Il Tribunale del Riesame di Palermo ha confermato gli arresti domiciliari per Totò Cuffaro, ex presidente della Regione siciliana, sottoposto alla misura cautelare da circa tre settimane. Il provvedimento, al momento non ancora motivato, si inserisce nell’ambito dell’inchiesta condotta dalla Procura di Palermo su un presunto sistema di mazzette finalizzato a condizionare appalti nella sanità e concorsi pubblici all’interno di aziende sanitarie e ospedaliere dell’Isola.

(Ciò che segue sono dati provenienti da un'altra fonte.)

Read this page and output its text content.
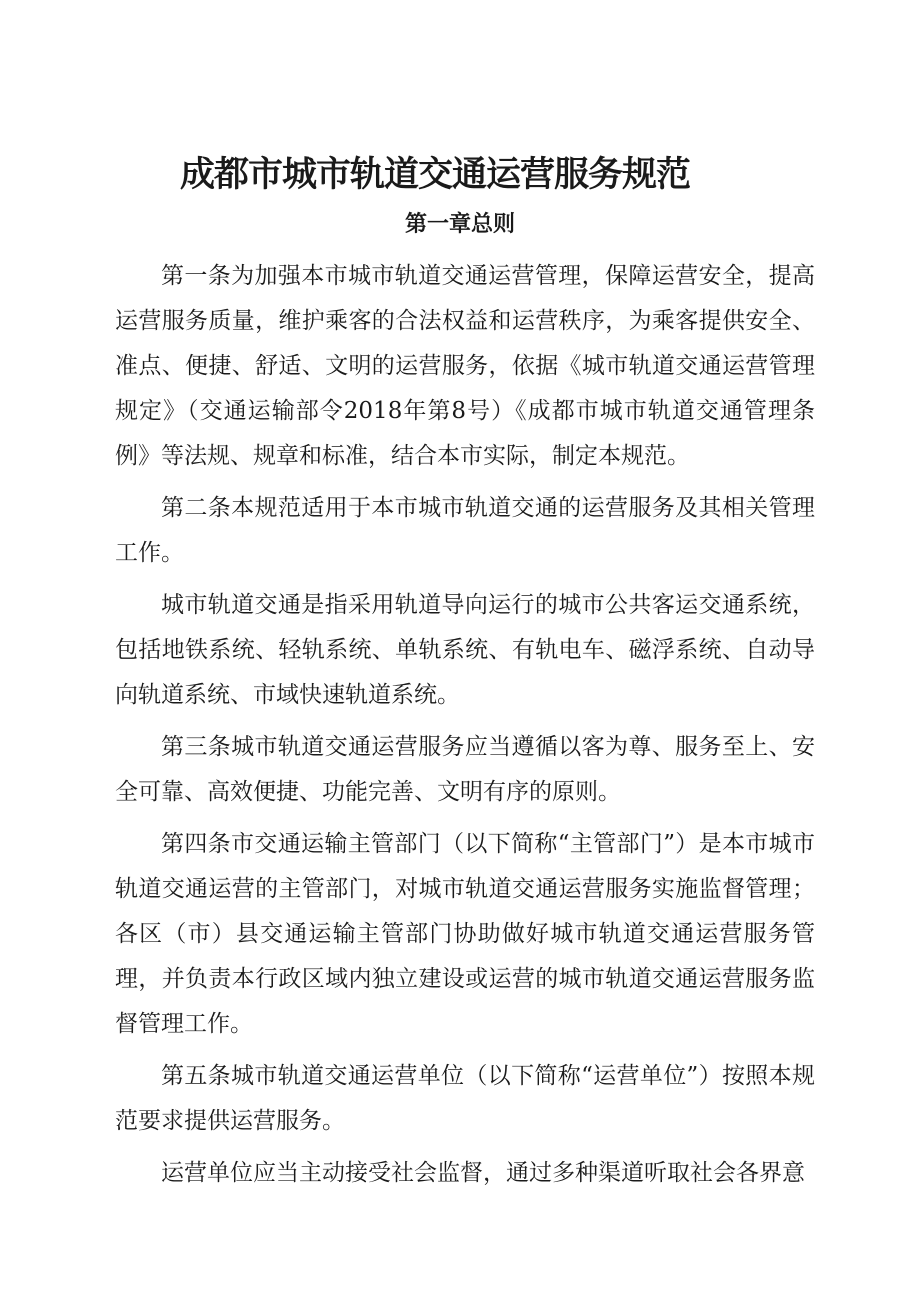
成都市城市轨道交通运营服务规范
第一章总则

第一条为加强本市城市轨道交通运营管理，保障运营安全，提高运营服务质量，维护乘客的合法权益和运营秩序，为乘客提供安全、准点、便捷、舒适、文明的运营服务，依据《城市轨道交通运营管理规定》（交通运输部令2018年第8号）《成都市城市轨道交通管理条例》等法规、规章和标准，结合本市实际，制定本规范。

第二条本规范适用于本市城市轨道交通的运营服务及其相关管理工作。

城市轨道交通是指采用轨道导向运行的城市公共客运交通系统，包括地铁系统、轻轨系统、单轨系统、有轨电车、磁浮系统、自动导向轨道系统、市域快速轨道系统。

第三条城市轨道交通运营服务应当遵循以客为尊、服务至上、安全可靠、高效便捷、功能完善、文明有序的原则。

第四条市交通运输主管部门（以下简称“主管部门”）是本市城市轨道交通运营的主管部门，对城市轨道交通运营服务实施监督管理；各区（市）县交通运输主管部门协助做好城市轨道交通运营服务管理，并负责本行政区域内独立建设或运营的城市轨道交通运营服务监督管理工作。

第五条城市轨道交通运营单位（以下简称“运营单位”）按照本规范要求提供运营服务。

运营单位应当主动接受社会监督，通过多种渠道听取社会各界意
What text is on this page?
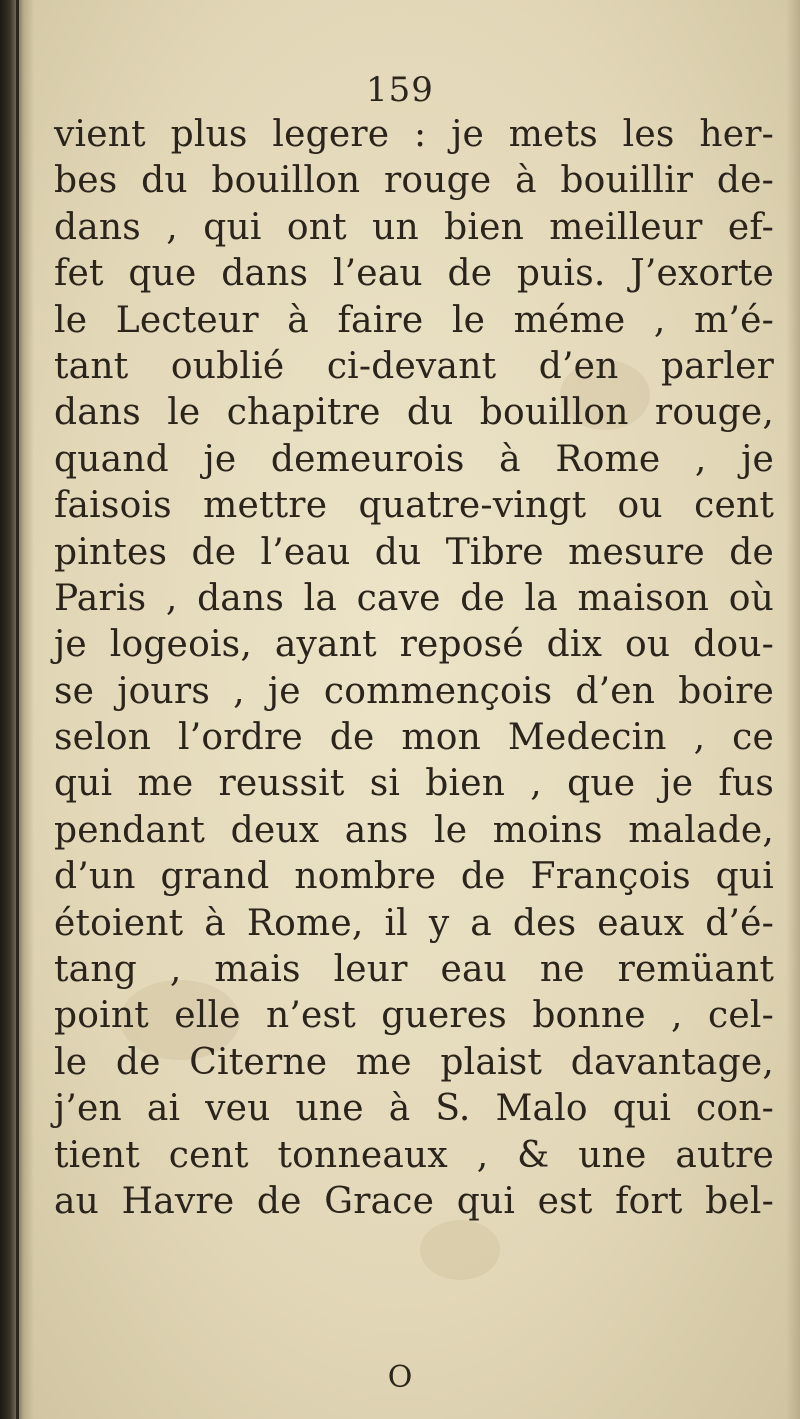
159
vient plus legere : je mets les her-
bes du bouillon rouge à bouillir de-
dans , qui ont un bien meilleur ef-
fet que dans l’eau de puis. J’exorte
le Lecteur à faire le méme , m’é-
tant oublié ci-devant d’en parler
dans le chapitre du bouillon rouge,
quand je demeurois à Rome , je
faisois mettre quatre-vingt ou cent
pintes de l’eau du Tibre mesure de
Paris , dans la cave de la maison où
je logeois, ayant reposé dix ou dou-
se jours , je commençois d’en boire
selon l’ordre de mon Medecin , ce
qui me reussit si bien , que je fus
pendant deux ans le moins malade,
d’un grand nombre de François qui
étoient à Rome, il y a des eaux d’é-
tang , mais leur eau ne remüant
point elle n’est gueres bonne , cel-
le de Citerne me plaist davantage,
j’en ai veu une à S. Malo qui con-
tient cent tonneaux , & une autre
au Havre de Grace qui est fort bel-
O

Nell’inchiesta sulla corruzione, i falsi e le turbative d’asta sono tre le persone ai domiciliari: l’ex presidente della Regione siciliana Totò Cuffaro, l’ex direttore generale dell’azienda ospedaliera Villa Sofia Cervello di Palermo, Roberto Colletti (che ha avuto un malore ed è stato ricoverato) e il primario del Trauma center di Villa Sofia, Antonio Iacono. Per i primi due il riesame ha confermato i provvedimenti adottati dal gip Carmen Salustro.
Tre le misure alternative disposte dallo stesso giudice: Vito Raso non è ai domiciliari, ma ha l’obbligo di presentazione alla polizia giudiziaria, misura oggi ribadita dal riesame del capoluogo siciliano; l’indagato avrebbe avuto un ruolo nell’aggiustamento di un concorso per operatori sanitari e il suo ruolo è stato ritenuto marginale dal giudice (avrebbe passato le tracce delle prove ai raccomandati). Obbligo di presentazione alla polizia giudiziaria anche per due rappresentanti dell’impresa Dussmann, Mauro Marchese e Marco Dammone, che sono stati pure sospesi dall’esercizio dell’attività d’impresa per un anno.
Il Gip Salustro aveva escluso una serie di circostanze, tra quelle ricostruite dai pm sulla base dell’inchiesta del Ros dei carabinieri e la Procura ha fatto appello per ottenere ulteriori misure cautelari e una diversa ricostruzione del contesto di una sanità siciliana al centro di interessi e trame oscure per fare affari con gli appalti pubblici, da Palermo a Siracusa.
Restano ora attese le motivazioni del provvedimento, che chiariranno nel dettaglio le valutazioni dei giudici in merito alle esigenze cautelari e al quadro indiziario a carico degli indagati.